L’Autriche sera intégrée dans une UE qui en raison de ses larges habilitations s’est transformée en un État fédéral avec une personnalité juridique sans un peuple unifié. Un État sans légitimation qui s’est prescrit un commerce libre illimité. On doit voir l’UE comme partie intégrante de l’économie internationale. Cette mondialisation de l’économie ne menace pas seulement la prospérité mais aussi le maintien des États nationaux et l’existence de nos réalités démocratiques et d’État social car les élus n’ont rien à dire face aux ­groupes internationaux. Si les conditions ne sont pas remplies, les fabriques s’établissent alors dans les pays dont les gouvernements obéïssent sans contester à l’économie.

Les meneurs et les profiteurs de ce développement ne « reviendront » à une politique plus juste que sous la menace d’un retrait de l’Union. Le professeur Schachtschneider déclare que celui qui veut préserver l’État de droit, doit se retirer de l’Union. Si l’Alle­magne déclarait qu’elle se retire, les traités internationaux seraient réécrits. L’Autriche pourrait donner le signal. La « pauvreté due à la mondialisation » peut être remplacée par une « prospérité liée à de petites unités ». Retournons à des mesures raisonnables ! La démocratie ne peut fonctionner qu’en petites unités, ce que sont justement les États nationaux bien développés. Les individus aspirent à la paix mais l’UE n’est plus un projet pour la paix ; au contraire, elle est une menace pour la paix et les libertés politiques, pour les droits de participation au sein de l’État et de la société, et la justice sociale comme la sécurité. La majorité de la population veut une Autriche libre et neutre et ne pas être abaissée comme province de l’UE. Quand on a atteint le bord d’un abîme, il est urgent d’y tourner le dos !
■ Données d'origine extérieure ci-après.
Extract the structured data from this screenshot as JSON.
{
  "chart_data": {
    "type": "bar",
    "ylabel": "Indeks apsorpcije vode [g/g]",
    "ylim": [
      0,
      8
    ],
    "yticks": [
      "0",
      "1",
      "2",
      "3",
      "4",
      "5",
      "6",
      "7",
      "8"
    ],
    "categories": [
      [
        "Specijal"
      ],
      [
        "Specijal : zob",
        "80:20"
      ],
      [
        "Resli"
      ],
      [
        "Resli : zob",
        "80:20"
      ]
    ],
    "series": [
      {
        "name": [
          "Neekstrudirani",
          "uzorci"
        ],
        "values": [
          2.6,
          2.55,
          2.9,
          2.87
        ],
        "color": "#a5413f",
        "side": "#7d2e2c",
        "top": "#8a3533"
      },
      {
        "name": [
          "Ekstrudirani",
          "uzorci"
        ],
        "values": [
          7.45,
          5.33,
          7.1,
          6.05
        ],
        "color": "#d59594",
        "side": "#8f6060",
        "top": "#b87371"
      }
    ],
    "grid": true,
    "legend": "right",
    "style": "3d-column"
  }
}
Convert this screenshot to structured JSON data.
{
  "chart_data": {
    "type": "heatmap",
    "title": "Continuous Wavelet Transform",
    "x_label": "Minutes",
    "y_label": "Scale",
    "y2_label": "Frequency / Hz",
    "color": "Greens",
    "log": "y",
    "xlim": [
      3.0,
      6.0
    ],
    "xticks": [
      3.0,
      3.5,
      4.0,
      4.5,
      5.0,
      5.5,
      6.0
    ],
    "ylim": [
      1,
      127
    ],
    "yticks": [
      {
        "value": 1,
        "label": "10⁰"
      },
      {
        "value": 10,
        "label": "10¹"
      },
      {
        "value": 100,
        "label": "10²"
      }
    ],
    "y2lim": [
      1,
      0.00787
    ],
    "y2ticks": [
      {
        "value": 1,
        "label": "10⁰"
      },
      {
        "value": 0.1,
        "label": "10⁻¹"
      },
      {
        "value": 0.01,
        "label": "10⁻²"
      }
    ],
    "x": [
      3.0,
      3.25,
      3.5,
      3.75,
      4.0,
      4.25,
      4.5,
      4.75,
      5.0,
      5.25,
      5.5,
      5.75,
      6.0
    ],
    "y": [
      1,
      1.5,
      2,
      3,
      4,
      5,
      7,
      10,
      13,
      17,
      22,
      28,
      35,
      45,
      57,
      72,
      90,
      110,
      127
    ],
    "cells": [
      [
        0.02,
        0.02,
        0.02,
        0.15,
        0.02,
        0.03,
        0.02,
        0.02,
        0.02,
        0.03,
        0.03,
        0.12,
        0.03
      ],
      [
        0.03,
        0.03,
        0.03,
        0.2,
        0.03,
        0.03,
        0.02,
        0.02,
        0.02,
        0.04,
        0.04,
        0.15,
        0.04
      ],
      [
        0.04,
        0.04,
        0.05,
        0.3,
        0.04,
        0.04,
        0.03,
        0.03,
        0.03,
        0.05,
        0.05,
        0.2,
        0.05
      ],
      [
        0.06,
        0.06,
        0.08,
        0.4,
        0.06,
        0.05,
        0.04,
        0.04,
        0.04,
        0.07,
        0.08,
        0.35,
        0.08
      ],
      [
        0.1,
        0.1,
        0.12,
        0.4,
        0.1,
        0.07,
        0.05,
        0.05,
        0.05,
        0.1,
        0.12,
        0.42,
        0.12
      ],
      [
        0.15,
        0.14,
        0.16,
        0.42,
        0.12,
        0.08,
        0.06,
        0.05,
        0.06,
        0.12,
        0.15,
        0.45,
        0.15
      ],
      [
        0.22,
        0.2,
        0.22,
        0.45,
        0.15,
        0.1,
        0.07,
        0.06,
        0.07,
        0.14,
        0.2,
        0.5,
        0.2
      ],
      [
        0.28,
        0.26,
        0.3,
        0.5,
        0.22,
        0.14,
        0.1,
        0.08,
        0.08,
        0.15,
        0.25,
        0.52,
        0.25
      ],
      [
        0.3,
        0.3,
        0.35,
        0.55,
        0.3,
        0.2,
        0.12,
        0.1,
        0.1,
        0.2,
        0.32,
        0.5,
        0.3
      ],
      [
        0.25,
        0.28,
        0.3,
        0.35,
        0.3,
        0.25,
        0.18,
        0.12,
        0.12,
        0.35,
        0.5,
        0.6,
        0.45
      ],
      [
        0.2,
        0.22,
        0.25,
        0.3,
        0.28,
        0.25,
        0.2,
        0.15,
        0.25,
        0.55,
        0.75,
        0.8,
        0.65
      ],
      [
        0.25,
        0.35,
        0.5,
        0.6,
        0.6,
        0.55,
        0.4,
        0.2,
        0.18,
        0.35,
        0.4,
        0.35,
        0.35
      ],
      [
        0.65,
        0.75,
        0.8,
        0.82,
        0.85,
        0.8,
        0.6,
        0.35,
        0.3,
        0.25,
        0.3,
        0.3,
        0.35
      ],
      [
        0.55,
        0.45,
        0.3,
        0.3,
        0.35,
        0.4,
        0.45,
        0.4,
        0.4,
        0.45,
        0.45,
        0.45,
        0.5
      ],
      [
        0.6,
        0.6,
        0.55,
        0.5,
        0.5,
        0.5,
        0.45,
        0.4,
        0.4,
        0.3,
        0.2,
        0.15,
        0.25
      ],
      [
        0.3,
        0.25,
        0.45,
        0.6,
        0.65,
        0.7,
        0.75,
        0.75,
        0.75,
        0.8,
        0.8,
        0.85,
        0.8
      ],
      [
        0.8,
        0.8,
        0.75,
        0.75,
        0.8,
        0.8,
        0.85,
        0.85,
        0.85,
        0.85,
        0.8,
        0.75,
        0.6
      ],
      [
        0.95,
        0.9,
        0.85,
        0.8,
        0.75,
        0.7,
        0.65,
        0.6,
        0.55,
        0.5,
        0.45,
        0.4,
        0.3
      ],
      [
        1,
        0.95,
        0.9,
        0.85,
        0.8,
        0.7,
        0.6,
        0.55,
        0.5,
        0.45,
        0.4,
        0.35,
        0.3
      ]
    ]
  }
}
[1On peut lire quelles politiques sont contenues dans cette « procédure de modification simplifiée » in : K.A. Schachtschneider : Expertise zur Gesamtänderung der Bundesverfassung Österreichs, p. 3–6. Le site internet du professeur Karl Albrecht Schachtschneider comprend toutes les politiques importantes de l’Union, p. ex. la libre circulation des marchandises, l’agriculture, la question des impôts, la politique sociale, le système éducatif, la culture, le système de santé …

[2Klecatsky, Morscher, Ohms : BVG, p. 105ss.

[3Cit. d’après K.A. Schachtschneider : Expertise zur Gesamtänderung der Bundesverfassung Österreichs. p. 3-6.

[4Numéro spécial du IHU : Wegwarte. No 18 du 1er 2008 p. 32 (K. A. Schachtschneider).

[5Klecatsky in : Bürgerbrief.

[6Kurier du 10/4/08, Schüssel dans une interview avec le Kurier, p. 5.

[7Leitner, Leo ; Tomandl, Theodor ; Welan, Manfried : Der Mensch in Gesellschaft und Staat. Österreichischer Bundesverlag für Unterricht, Wissenschaft und Kunst. Vienne 1970, p. 108s.

[8Leithner ; Tomandl ; Welan ; p. 109.